ほめ言葉をバリエーションを持っているだけではダメで、褒め方には大事なポイントがいくつかあります。「ほめる指導」が基礎学力向上に大きな効果があることを証明し、NHKの番組でも取り上げられた富山市立五福小学校の作成した指導マニュアルを見てみましょう。
(1) ほめ言葉の種類を増やし、力強くほめる
(2) 事実をほめる
(3) 子供の名前を呼んでほめる
高取しづか『わかっちゃいるけどほめられない!』宝島社

とてもシンプルなのですけど、本当に大事なポイントが書いてあります。同著には別の先生の例が出ていたのですが、45分間にほめ言葉の数を記録してみたら80回くらいほめていたそうです。しかも同じ言葉を使わず、全部の生徒に別々の言葉をかけていたというのですから驚きです。そう考えると、先に挙げた英語のほめ言葉は全然足りない。日本語も交えて、バリエーションを増やしていきたいと思います。

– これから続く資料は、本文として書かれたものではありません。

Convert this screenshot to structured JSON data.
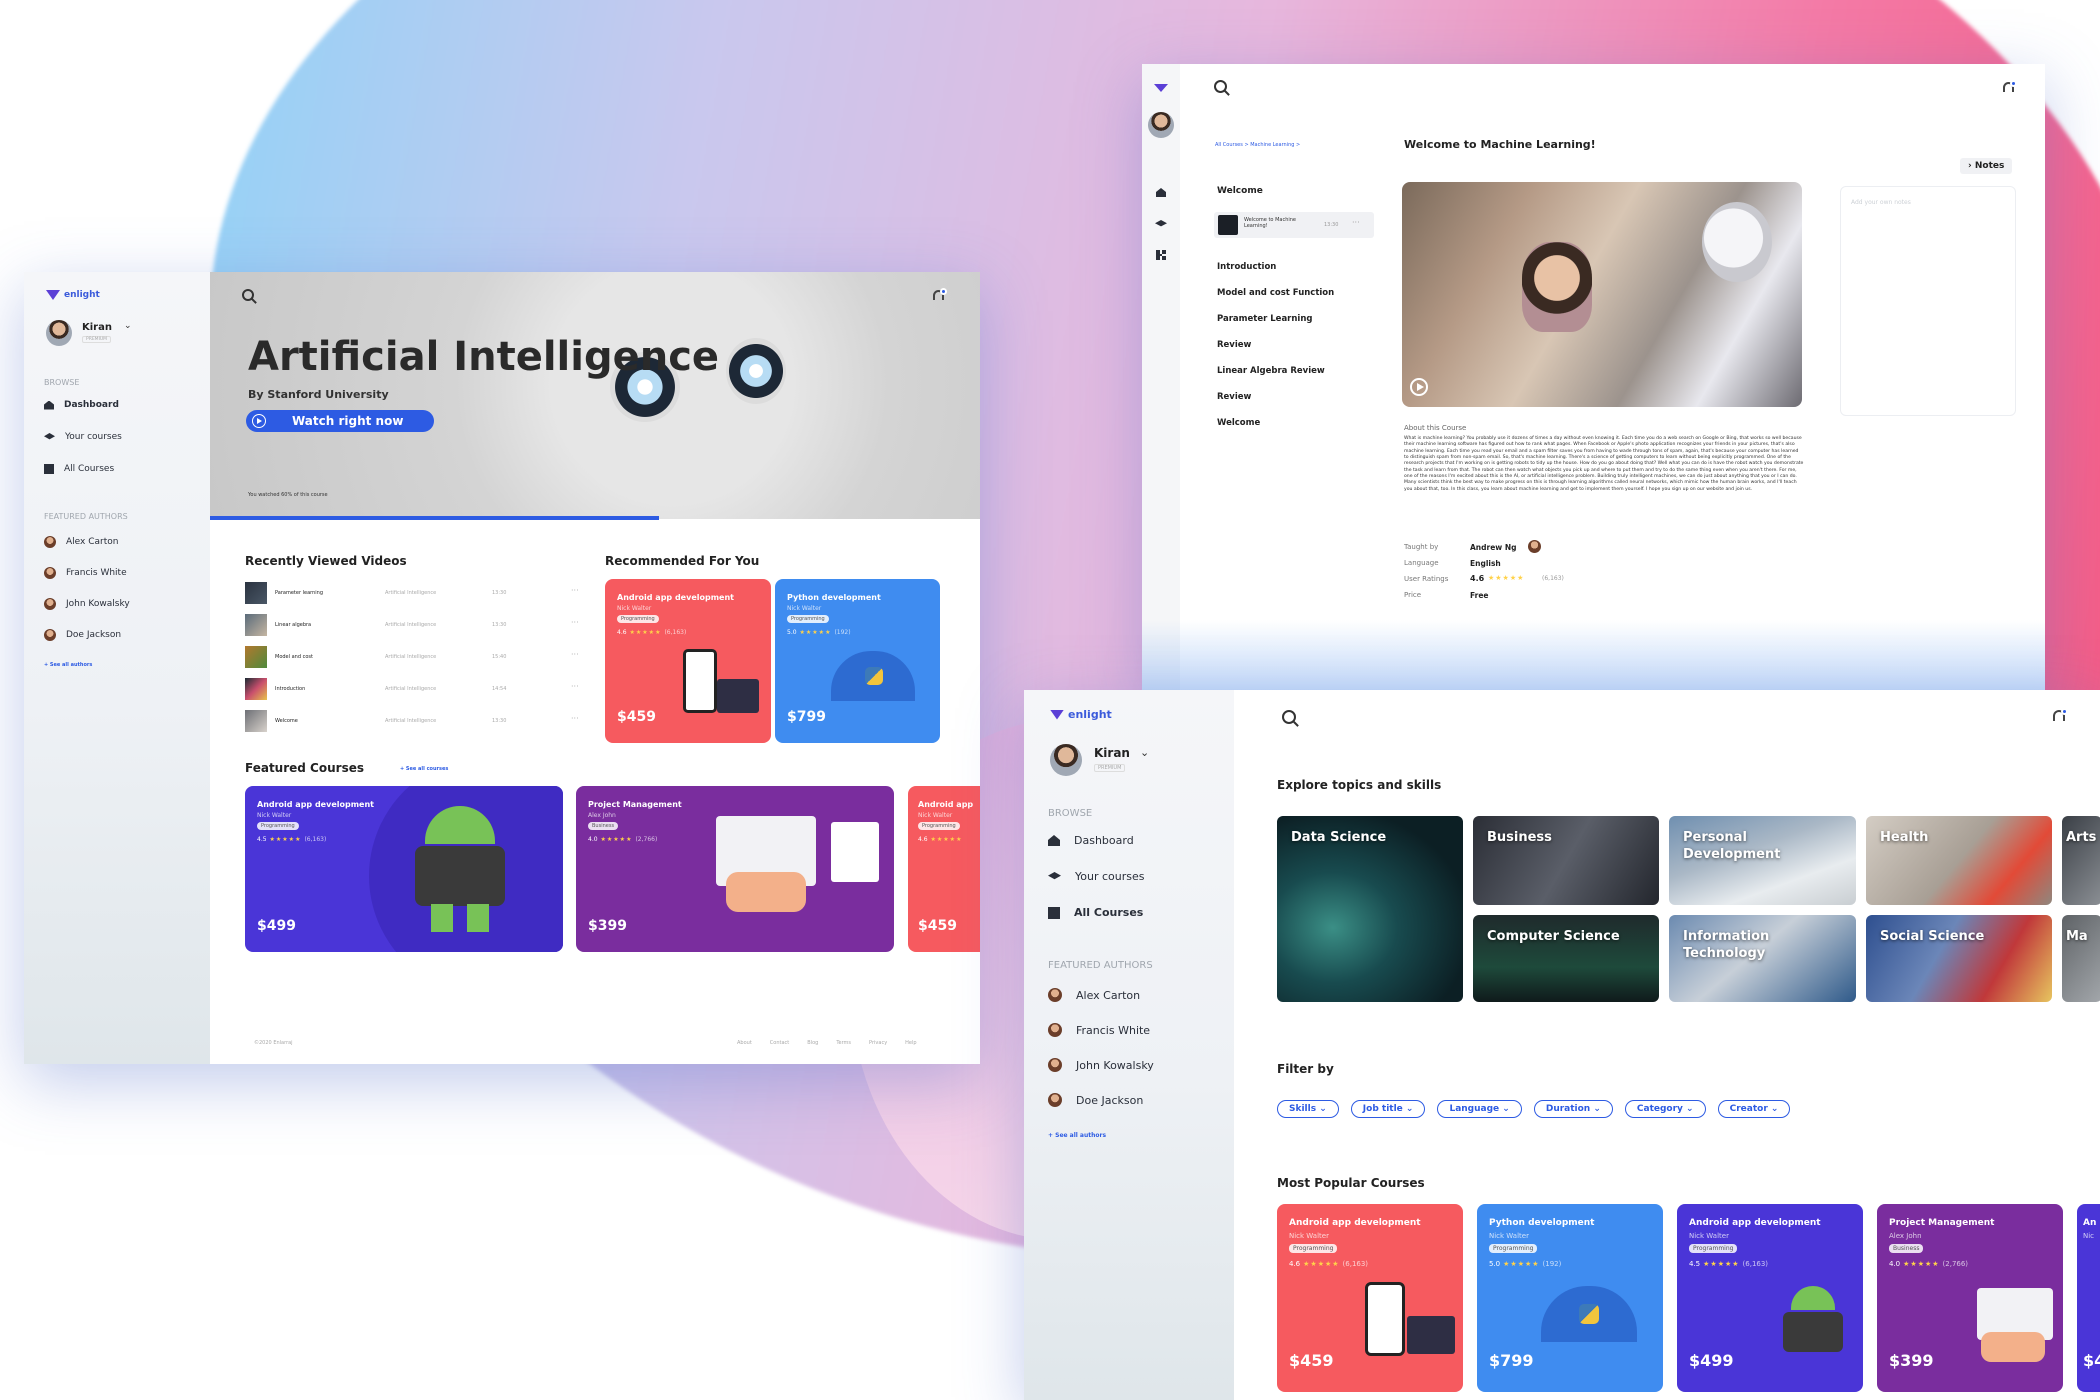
{
  "brand": {
    "name": "enlight",
    "accent": "#2d5be3"
  },
  "w1": {
    "user": {
      "name": "Kiran",
      "plan": "PREMIUM"
    },
    "browse_label": "BROWSE",
    "nav": [
      "Dashboard",
      "Your courses",
      "All Courses"
    ],
    "featured_label": "FEATURED AUTHORS",
    "authors": [
      "Alex Carton",
      "Francis White",
      "John Kowalsky",
      "Doe Jackson"
    ],
    "see_all_authors": "+ See all authors",
    "hero": {
      "title": "Artificial Intelligence",
      "subtitle": "By Stanford University",
      "cta": "Watch right now",
      "progress_text": "You watched 60% of this course",
      "progress": 0.6
    },
    "recent_title": "Recently Viewed Videos",
    "recent": [
      {
        "title": "Parameter learning",
        "course": "Artificial Intelligence",
        "time": "13:30"
      },
      {
        "title": "Linear algebra",
        "course": "Artificial Intelligence",
        "time": "13:30"
      },
      {
        "title": "Model and cost",
        "course": "Artificial Intelligence",
        "time": "15:40"
      },
      {
        "title": "Introduction",
        "course": "Artificial Intelligence",
        "time": "14:54"
      },
      {
        "title": "Welcome",
        "course": "Artificial Intelligence",
        "time": "13:30"
      }
    ],
    "rec_title": "Recommended For You",
    "rec": [
      {
        "title": "Android app development",
        "author": "Nick Walter",
        "tag": "Programming",
        "rating": "4.6",
        "count": "(6,163)",
        "price": "$459"
      },
      {
        "title": "Python development",
        "author": "Nick Walter",
        "tag": "Programming",
        "rating": "5.0",
        "count": "(192)",
        "price": "$799"
      }
    ],
    "featured_title": "Featured Courses",
    "see_all_courses": "+ See all courses",
    "featured": [
      {
        "title": "Android app development",
        "author": "Nick Walter",
        "tag": "Programming",
        "rating": "4.5",
        "count": "(6,163)",
        "price": "$499"
      },
      {
        "title": "Project Management",
        "author": "Alex John",
        "tag": "Business",
        "rating": "4.0",
        "count": "(2,766)",
        "price": "$399"
      },
      {
        "title": "Android app",
        "author": "Nick Walter",
        "tag": "Programming",
        "rating": "4.6",
        "count": "",
        "price": "$459"
      }
    ],
    "footer": {
      "copyright": "©2020 Enlarraj",
      "links": [
        "About",
        "Contact",
        "Blog",
        "Terms",
        "Privacy",
        "Help"
      ]
    }
  },
  "w2": {
    "breadcrumb": "All Courses > Machine Learning >",
    "lessons_head": "Welcome",
    "current_lesson": {
      "title": "Welcome to Machine Learning!",
      "time": "13:30"
    },
    "lessons": [
      "Introduction",
      "Model and cost Function",
      "Parameter Learning",
      "Review",
      "Linear Algebra Review",
      "Review",
      "Welcome"
    ],
    "title": "Welcome to Machine Learning!",
    "notes_label": "Notes",
    "notes_placeholder": "Add your own notes",
    "about_label": "About this Course",
    "about_text": "What is machine learning? You probably use it dozens of times a day without even knowing it. Each time you do a web search on Google or Bing, that works so well because their machine learning software has figured out how to rank what pages. When Facebook or Apple's photo application recognizes your friends in your pictures, that's also machine learning. Each time you read your email and a spam filter saves you from having to wade through tons of spam, again, that's because your computer has learned to distinguish spam from non-spam email. So, that's machine learning. There's a science of getting computers to learn without being explicitly programmed. One of the research projects that I'm working on is getting robots to tidy up the house. How do you go about doing that? Well what you can do is have the robot watch you demonstrate the task and learn from that. The robot can then watch what objects you pick up and where to put them and try to do the same thing even when you aren't there. For me, one of the reasons I'm excited about this is the AI, or artificial intelligence problem. Building truly intelligent machines, we can do just about anything that you or I can do. Many scientists think the best way to make progress on this is through learning algorithms called neural networks, which mimic how the human brain works, and I'll teach you about that, too. In this class, you learn about machine learning and get to implement them yourself. I hope you sign up on our website and join us.",
    "meta": [
      {
        "label": "Taught by",
        "value": "Andrew Ng"
      },
      {
        "label": "Language",
        "value": "English"
      },
      {
        "label": "User Ratings",
        "value": "4.6",
        "extra": "(6,163)"
      },
      {
        "label": "Price",
        "value": "Free"
      }
    ]
  },
  "w3": {
    "user": {
      "name": "Kiran",
      "plan": "PREMIUM"
    },
    "browse_label": "BROWSE",
    "nav": [
      "Dashboard",
      "Your courses",
      "All Courses"
    ],
    "featured_label": "FEATURED AUTHORS",
    "authors": [
      "Alex Carton",
      "Francis White",
      "John Kowalsky",
      "Doe Jackson"
    ],
    "see_all_authors": "+ See all authors",
    "explore_title": "Explore topics and skills",
    "topics": [
      "Data Science",
      "Business",
      "Personal Development",
      "Health",
      "Arts",
      "Computer Science",
      "Information Technology",
      "Social Science",
      "Ma"
    ],
    "filter_title": "Filter by",
    "filters": [
      "Skills",
      "Job title",
      "Language",
      "Duration",
      "Category",
      "Creator"
    ],
    "popular_title": "Most Popular Courses",
    "popular": [
      {
        "title": "Android app development",
        "author": "Nick Walter",
        "tag": "Programming",
        "rating": "4.6",
        "count": "(6,163)",
        "price": "$459"
      },
      {
        "title": "Python development",
        "author": "Nick Walter",
        "tag": "Programming",
        "rating": "5.0",
        "count": "(192)",
        "price": "$799"
      },
      {
        "title": "Android app development",
        "author": "Nick Walter",
        "tag": "Programming",
        "rating": "4.5",
        "count": "(6,163)",
        "price": "$499"
      },
      {
        "title": "Project Management",
        "author": "Alex John",
        "tag": "Business",
        "rating": "4.0",
        "count": "(2,766)",
        "price": "$399"
      },
      {
        "title": "An",
        "author": "Nic",
        "tag": "",
        "rating": "",
        "count": "",
        "price": "$4"
      }
    ]
  }
}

最後に富山市立五福小学校の校長先生(現在は別の学校へ転任されています)のことばを書き留めておこうと思います。
これまで教師をやってきて、ほめることそのものが、子どもとのコミュニケーションだと私は思っています。ほめる機会を多くすれば、子どもとのコミュニケーションが増えてきます。
杉田久信 (富山市立山室中部小学校校長)
posted by cosa at 03:02| Comment(4) | 英語指導 | このブログの読者になる | 更新情報をチェックする
この記事へのコメント
私の尊敬する竹岡広信先生も番組「プロフェッショナル」の中で同じことを言ってました。
叱って伸びる子は少ないからできるだけ褒める、だけど褒めるタイミングが非常に重要だと。叱るほうがよっぽど楽なんですよね。「人に教える」ということは難しいと思います。私も一時英語塾で教えたことがありますが、やる気のない子にやらせるのがいかに大変なことなのか思い知らされました・・・
Posted by piggy at 2008年12月20日 11:07
piggyさん

いつもコメントありがとうございます。竹岡先生のおっしゃることはほんとうにその通りですね。日々指導の難しさを実感しております。

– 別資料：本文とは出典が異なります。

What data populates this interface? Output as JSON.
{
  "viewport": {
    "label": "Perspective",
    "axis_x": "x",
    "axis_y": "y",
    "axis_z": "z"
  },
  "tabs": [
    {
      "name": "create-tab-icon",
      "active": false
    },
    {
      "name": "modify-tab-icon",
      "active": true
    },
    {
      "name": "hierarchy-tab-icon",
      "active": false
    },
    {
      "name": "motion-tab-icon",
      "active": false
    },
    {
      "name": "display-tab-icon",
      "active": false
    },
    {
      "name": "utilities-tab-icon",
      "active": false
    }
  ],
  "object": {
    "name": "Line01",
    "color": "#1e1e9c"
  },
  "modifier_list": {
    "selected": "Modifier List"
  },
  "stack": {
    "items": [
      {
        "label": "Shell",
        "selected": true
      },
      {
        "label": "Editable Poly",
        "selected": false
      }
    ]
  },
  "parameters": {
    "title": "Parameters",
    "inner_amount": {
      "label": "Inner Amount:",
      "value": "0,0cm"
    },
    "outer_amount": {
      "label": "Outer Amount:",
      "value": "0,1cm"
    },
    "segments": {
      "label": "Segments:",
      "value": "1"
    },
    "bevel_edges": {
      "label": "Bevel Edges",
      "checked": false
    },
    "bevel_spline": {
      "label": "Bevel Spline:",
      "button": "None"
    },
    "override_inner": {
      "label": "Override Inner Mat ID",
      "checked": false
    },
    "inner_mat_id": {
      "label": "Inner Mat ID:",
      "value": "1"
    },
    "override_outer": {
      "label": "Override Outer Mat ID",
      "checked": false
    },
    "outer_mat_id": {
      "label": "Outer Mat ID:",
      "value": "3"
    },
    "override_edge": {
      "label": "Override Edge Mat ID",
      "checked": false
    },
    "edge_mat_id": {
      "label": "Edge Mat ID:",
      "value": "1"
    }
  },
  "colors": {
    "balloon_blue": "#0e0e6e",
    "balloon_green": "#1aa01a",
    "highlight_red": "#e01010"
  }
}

言語の上達には数々の「失敗」が欠かせないと思うのですが、授業中の失敗を許容するにもほめ言葉が欠かせません。「失敗しても大丈夫」という雰囲気を作るには指導者の言葉選びが大切。正解という結果ではなく、考え抜いたプロセスやトライした気持ちを評価して、それに応えることばをいつも用意しておかなければと思っています。
Posted by cosa at 2008年12月21日 14:54
初めまして。HAPPY NEW YEAR!

>発する言葉はつい「もっとがんばれ!」になって

生徒激励の際に「頑張って!」を使わない努力を始めたのは20年だったか、、、生徒の一人から「先生は、いっつも頑張って(という言葉)しか言わないね〜」にハッ!とさせられ、、、
何をどう頑張るかという考えもなしに、便利な挨拶程度で発する人は多いかもしれません。

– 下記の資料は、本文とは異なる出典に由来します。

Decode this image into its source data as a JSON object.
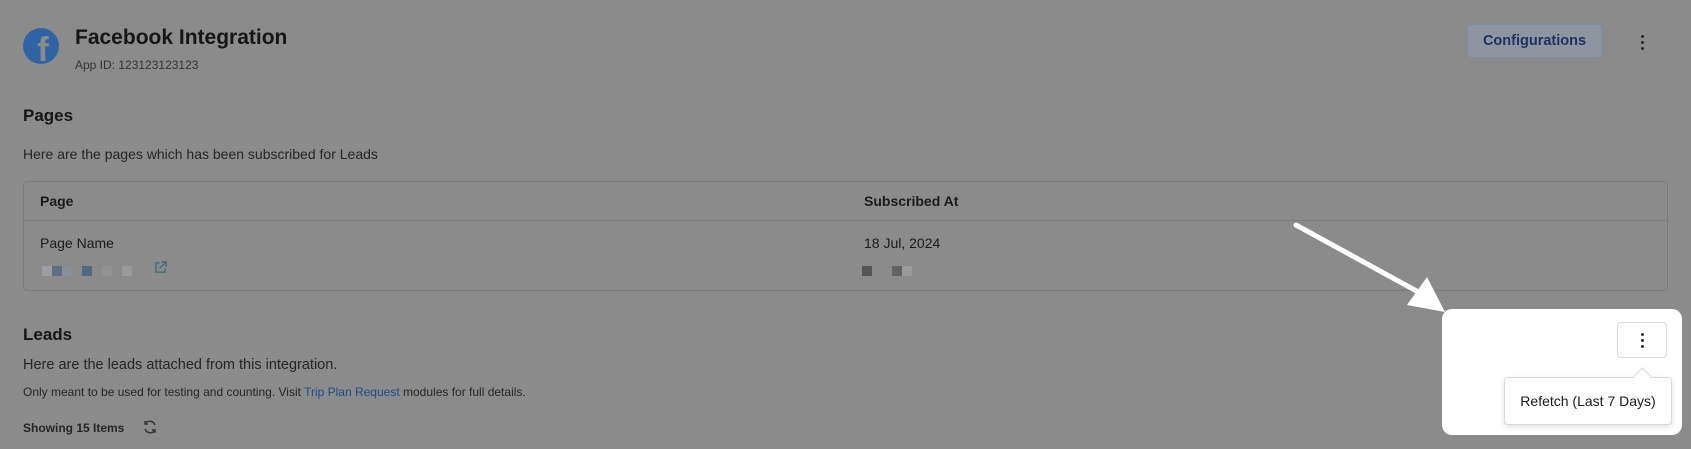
{
  "header": {
    "title": "Facebook Integration",
    "app_id": "App ID: 123123123123",
    "configurations_label": "Configurations",
    "logo_icon": "facebook-icon",
    "more_icon": "vertical-dots-icon"
  },
  "pages": {
    "heading": "Pages",
    "description": "Here are the pages which has been subscribed for Leads",
    "columns": [
      "Page",
      "Subscribed At"
    ],
    "rows": [
      {
        "page": "Page Name",
        "subscribed_at": "18 Jul, 2024"
      }
    ]
  },
  "leads": {
    "heading": "Leads",
    "description": "Here are the leads attached from this integration.",
    "note_prefix": "Only meant to be used for testing and counting. Visit ",
    "note_link": "Trip Plan Request",
    "note_suffix": " modules for full details.",
    "showing": "Showing 15 Items"
  },
  "menu": {
    "items": [
      "Refetch (Last 7 Days)"
    ]
  },
  "colors": {
    "overlay_bg": "#8b8b8b",
    "brand_blue": "#1e3261",
    "link": "#1f4a8a",
    "facebook": "#2f63a4"
  }
}
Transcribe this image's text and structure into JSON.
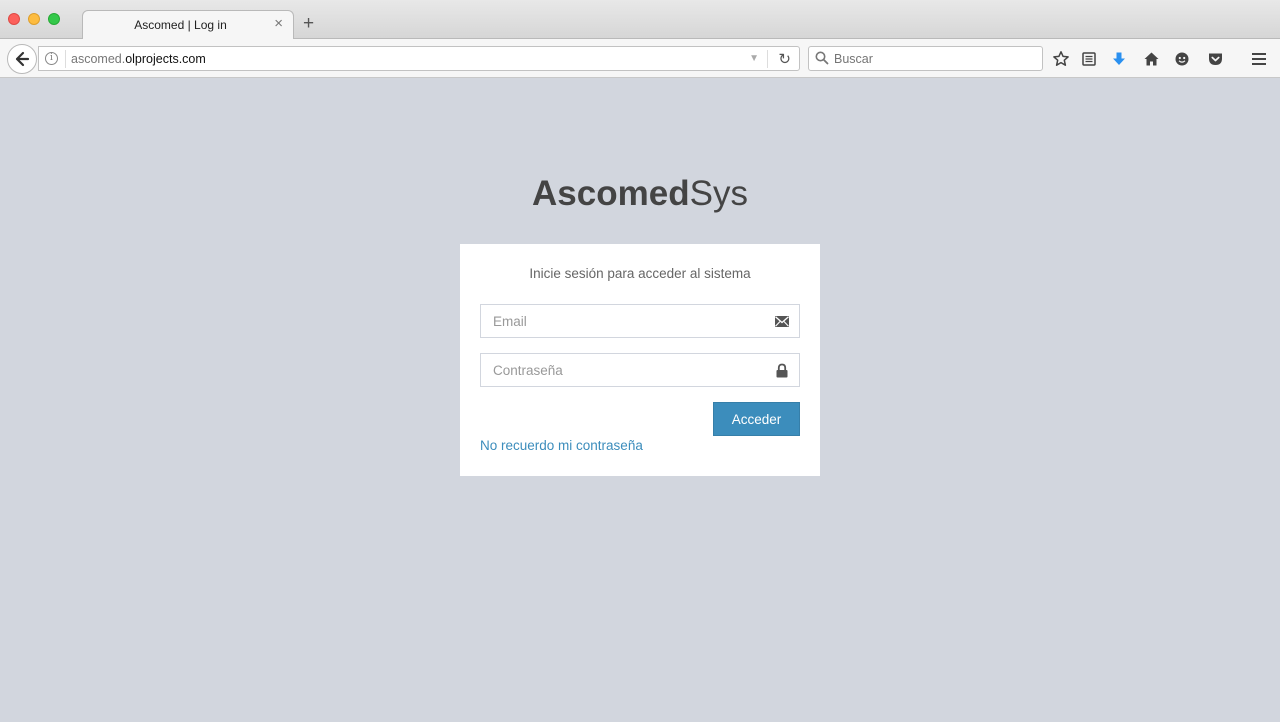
{
  "browser": {
    "tab_title": "Ascomed | Log in",
    "tab_close": "×",
    "new_tab": "+",
    "url_prefix": "ascomed.",
    "url_host": "olprojects.com",
    "search_placeholder": "Buscar",
    "icons": [
      "back-icon",
      "info-icon",
      "reload-icon",
      "search-icon",
      "bookmark-star-icon",
      "reading-list-icon",
      "download-icon",
      "home-icon",
      "sync-icon",
      "pocket-icon",
      "menu-icon"
    ],
    "download_color": "#2a90f0"
  },
  "page": {
    "logo_bold": "Ascomed",
    "logo_light": "Sys",
    "box_message": "Inicie sesión para acceder al sistema",
    "email_placeholder": "Email",
    "password_placeholder": "Contraseña",
    "submit_label": "Acceder",
    "forgot_link": "No recuerdo mi contraseña",
    "accent_color": "#3c8dbc",
    "background_color": "#d2d6de"
  }
}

某団体のヤングミセス。合う度に中堅幹部から「頑張れ!」「頑張れ!」との掛け声で背中を押されていたが、ある時とうとう切れたそうな。「頑張れ、頑張れと(※決まり文句のように言うけど)一体何をどう頑張れというの!」
、、、というエピソードを読んだことがあります。

「頑張って」を使わないcheer upする、それは相手の状況をよく知っていないと、相手のことを親身になって考えていないと、、、できないことですね〜。
私も【安易な】「ガンバレ!」を使わなくなった当初、代替用語の選択に四苦八苦。いかにそれまで便利なツール、挨拶用語として「頑張る」を口にしていたかが判明。それとともに、相手のことを表面的にしか考えていなかったとも反省、、、
Posted by K at 2009年01月03日 13:11
Kさん

はじめまして。新春おめでとうございます。

これまでの指導経験の一端をお聞かせいただきありがとうございます。Kさんの姿勢には非常に共感を覚えるとともに、うれしく気持ちになりました。「頑張れ!」の言いかえ表現の選択にはいつも苦労しているのですが、応援する相手のことを考えればこそ、軽々しく「頑張れ!」に頼らず、具体的で力強い励ましをしたいものです。